The Sydney Games showcased the spectacular growth in size and in influence the Olympic movement has enjoyed under Samaranch. At the same time, they illustrated the formidable challenges that the movement must confront as it moves now to consider a future without him.

The most visible challenge: the fight against doping. At least 40 cheaters were caught in pre-Games doping tests; eight cheaters tested positive in Sydney. Five cheaters lost medals.

But, after the commercial excesses of the 1996 Atlanta Games and the failures there of transportation and technology, and after two years of scrutiny resulting from the Salt Lake City bribery scandal, the Sydney Games showed that the Olympics can still get done, can still be fun and can provide -- perhaps more than any other platform--incredibly potent symbolic opportunities to bring people together.

The Games also served in a peculiar way to humanize Samaranch to many. Insiders have long known him as warm and gracious, but he has often seemed to the world at large as aloof, even autocratic. His wife died just hours after the opening ceremony; he flew back to Spain to bury her, then returned to Sydney.

 

A muti-sided sign in Olympic Stadium bid farewell to the crowds during closing ceremonies of the Summer Olympics Sunday in Sydney. The Games are scheduled to be conducted in Athens in 2004. (AP Photo)

He was welcomed Sunday night at the closing ceremony with warm applause.

He started his speech by telling the crowd, "Seven years ago, I said, 'And the winner is ... Sydney. Well, what can I say now? Maybe with my Spanish accent: Aussie! Aussie! Aussie!"

And the crowd roared back with the now-familiar response: "Oi! Oi! Oi!"

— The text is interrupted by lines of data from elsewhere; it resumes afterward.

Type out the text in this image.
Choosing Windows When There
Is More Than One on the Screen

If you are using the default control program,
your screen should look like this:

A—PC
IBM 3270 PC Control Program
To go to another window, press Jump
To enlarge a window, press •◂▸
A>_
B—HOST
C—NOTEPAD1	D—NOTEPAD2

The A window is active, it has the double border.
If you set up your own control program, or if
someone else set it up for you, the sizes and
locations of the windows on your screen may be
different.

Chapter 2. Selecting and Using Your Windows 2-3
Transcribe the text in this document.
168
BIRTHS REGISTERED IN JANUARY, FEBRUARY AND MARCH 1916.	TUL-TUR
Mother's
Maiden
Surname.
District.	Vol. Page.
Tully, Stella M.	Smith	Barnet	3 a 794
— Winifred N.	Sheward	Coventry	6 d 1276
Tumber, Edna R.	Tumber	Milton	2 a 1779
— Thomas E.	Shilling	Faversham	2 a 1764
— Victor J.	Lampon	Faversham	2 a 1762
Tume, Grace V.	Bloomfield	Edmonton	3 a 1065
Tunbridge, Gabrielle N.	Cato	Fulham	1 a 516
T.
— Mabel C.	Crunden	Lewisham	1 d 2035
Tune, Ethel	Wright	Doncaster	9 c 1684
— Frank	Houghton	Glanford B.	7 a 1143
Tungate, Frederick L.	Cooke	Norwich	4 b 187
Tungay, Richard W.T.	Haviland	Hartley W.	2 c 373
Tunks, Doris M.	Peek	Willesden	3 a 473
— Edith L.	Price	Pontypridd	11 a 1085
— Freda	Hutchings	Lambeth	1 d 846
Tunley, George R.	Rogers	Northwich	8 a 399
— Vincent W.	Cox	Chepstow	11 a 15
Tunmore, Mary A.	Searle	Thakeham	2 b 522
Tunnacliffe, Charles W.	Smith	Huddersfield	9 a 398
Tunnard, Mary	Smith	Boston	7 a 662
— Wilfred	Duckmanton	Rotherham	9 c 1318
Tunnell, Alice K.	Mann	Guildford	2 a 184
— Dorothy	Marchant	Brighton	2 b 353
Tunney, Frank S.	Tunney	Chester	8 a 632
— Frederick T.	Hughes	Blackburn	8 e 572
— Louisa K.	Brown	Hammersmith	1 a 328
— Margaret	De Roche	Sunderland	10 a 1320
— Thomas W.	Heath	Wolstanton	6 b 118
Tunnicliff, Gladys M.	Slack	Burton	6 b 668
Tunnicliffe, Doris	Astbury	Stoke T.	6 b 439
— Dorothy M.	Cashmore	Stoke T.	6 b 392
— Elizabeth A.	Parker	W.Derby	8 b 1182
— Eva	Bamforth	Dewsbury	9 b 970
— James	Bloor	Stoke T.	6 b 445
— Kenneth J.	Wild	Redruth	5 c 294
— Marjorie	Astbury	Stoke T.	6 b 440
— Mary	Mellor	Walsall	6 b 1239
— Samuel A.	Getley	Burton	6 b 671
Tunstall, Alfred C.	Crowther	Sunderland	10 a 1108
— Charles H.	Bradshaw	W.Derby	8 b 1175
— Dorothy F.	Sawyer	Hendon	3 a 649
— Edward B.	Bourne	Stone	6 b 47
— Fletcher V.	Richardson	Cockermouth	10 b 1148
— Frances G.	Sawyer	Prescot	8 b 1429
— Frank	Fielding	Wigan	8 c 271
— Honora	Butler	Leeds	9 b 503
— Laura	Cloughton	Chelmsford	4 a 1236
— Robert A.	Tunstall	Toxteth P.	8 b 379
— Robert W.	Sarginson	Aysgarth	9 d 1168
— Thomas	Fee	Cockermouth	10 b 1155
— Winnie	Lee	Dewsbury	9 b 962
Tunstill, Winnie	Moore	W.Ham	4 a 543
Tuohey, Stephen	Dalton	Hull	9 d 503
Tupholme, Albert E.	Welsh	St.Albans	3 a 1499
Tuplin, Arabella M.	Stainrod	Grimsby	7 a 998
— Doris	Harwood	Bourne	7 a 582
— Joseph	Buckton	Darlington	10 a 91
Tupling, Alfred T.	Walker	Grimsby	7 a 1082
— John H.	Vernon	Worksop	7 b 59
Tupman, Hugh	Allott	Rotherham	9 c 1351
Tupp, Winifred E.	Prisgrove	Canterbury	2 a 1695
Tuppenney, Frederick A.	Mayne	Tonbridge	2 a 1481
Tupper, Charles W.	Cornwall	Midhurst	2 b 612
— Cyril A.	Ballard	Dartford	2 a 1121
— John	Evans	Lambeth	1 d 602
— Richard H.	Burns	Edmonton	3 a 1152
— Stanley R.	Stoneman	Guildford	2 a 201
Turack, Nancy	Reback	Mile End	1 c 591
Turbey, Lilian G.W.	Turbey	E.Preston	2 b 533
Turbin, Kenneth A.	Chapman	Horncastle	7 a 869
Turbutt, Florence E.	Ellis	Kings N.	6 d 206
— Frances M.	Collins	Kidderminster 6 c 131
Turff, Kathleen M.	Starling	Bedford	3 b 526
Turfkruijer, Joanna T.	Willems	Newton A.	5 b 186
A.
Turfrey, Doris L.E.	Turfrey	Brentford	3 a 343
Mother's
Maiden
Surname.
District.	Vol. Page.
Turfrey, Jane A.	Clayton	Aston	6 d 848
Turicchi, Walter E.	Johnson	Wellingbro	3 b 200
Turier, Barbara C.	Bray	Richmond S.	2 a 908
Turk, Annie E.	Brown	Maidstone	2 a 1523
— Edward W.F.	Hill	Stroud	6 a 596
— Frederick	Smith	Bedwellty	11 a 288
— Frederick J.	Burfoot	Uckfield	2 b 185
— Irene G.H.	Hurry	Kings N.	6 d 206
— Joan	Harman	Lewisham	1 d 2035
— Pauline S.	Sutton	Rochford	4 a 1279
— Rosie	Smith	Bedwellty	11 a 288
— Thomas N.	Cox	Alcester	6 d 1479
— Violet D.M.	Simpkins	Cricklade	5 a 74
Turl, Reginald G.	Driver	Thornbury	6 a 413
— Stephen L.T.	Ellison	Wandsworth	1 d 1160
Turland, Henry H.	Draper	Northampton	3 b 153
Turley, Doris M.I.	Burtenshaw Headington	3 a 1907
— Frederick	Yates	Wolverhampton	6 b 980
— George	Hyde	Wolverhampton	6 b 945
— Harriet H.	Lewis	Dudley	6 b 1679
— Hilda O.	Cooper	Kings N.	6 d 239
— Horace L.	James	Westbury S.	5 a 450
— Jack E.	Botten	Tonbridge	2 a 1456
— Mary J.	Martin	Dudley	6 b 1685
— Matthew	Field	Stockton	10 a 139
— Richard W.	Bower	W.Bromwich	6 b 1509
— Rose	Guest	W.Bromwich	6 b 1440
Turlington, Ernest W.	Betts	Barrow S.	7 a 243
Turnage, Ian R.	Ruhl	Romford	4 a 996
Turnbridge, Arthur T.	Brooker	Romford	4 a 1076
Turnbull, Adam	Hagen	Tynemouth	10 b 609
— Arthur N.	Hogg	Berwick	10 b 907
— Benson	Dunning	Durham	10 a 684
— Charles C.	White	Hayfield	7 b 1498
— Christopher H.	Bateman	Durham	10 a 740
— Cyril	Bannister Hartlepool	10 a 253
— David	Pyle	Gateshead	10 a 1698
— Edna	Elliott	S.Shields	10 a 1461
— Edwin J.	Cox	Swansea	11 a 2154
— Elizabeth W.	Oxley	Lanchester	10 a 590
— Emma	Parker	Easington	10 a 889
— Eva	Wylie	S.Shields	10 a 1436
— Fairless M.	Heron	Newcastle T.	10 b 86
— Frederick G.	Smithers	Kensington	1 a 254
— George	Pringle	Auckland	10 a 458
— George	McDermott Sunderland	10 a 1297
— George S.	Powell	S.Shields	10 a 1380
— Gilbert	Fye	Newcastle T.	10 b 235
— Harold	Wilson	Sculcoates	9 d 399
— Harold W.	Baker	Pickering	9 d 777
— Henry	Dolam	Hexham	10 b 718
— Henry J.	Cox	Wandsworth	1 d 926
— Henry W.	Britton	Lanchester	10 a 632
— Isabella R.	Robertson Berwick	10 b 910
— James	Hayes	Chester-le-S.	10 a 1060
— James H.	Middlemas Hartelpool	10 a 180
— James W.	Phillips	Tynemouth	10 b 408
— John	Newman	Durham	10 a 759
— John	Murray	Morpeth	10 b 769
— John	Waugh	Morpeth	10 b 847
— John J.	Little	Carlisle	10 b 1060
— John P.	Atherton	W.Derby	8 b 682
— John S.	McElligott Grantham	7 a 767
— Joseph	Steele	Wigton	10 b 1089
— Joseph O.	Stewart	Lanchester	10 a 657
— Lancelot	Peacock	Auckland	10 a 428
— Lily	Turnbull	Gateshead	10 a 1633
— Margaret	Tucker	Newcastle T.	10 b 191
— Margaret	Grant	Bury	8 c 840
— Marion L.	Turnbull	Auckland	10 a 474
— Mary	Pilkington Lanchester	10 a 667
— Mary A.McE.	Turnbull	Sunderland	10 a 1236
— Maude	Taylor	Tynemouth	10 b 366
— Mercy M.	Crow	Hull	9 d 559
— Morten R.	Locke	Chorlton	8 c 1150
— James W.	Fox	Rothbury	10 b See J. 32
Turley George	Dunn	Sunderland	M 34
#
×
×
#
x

"The most important thing," Samaranch said in an interview before heading to the stadium, "is we have showed that the Olympic Games are stronger than ever."

No city could have provided a more beautiful backdrop for the Games or friendlier volunteers -- 46,000 of them -- and no city embraced the Games the way they were embraced here.

About 7 million tickets, a record 90 percent of the total available, were sold for these Games. Those who couldn't get in took to the streets to watch the events on big-screen TVs set up around town. A party atmosphere prevailed.

The trains mostly ran on time. Even the weather cooperated; it was mostly sunny during the Games.

"People will be able to duplicate these sorts of facilities," said Syed Shahid Ali, the IOC member from Pakistan. "But they will not be able to duplicate this atmosphere."

"A magical feeling," said Michael Knight, the president of the Sydney Organizing Committee for the Olympic Games and state minister for the Olympics.

As they did in the opening ceremony on Sept. 15, athletes from South and North Korea walked together Sunday in the close. "Korea" was again represented by a single flag.

"I would never have expected this, to be quite honest. I was quite moved," former U.S. Secretary of State Henry A. Kissinger declared on his way out of the stadium Sunday night, adding that the joint march "gives some hope" for peace on the Korean peninsula and elsewhere around the world.

In another symbolic act of reconciliation that will long be remembered, Cathy Freeman, an Australian of Aboriginal descent, was picked to light the caldron that burned over the Olympic Stadium throughout the Games. She then won the women's 400 meters, setting off a national celebration.

On Sunday night, the Australian band Midnight Oil sang their protest anthem, "Beds Are Burning," and its members wore black clothes bearing in white the word, "Sorry," offering the symbolic apology for the treatment of Aborigines that conservative Prime Minster John Howard has declined to issue.

Samaranch paid particular tribute during the ceremony to "our friends" from the "Aboriginal and Torres Strait Islander communities." The islands are north of Australia's mainland. "You have helped to write a glorious chapter in the history of Australia," Samaranch said.

For their part, local organizers were confident that the Games had both furthered the reconciliation dialogue even as -- via TV and glowing news reports -- they introduced this vast island continent to the world.

"All Australians are entitled to feel proud of our athletes, our country and ourselves, and what our nation has achieved during this period," Knight said.

Many members of the IOC, too, reveled in the moment.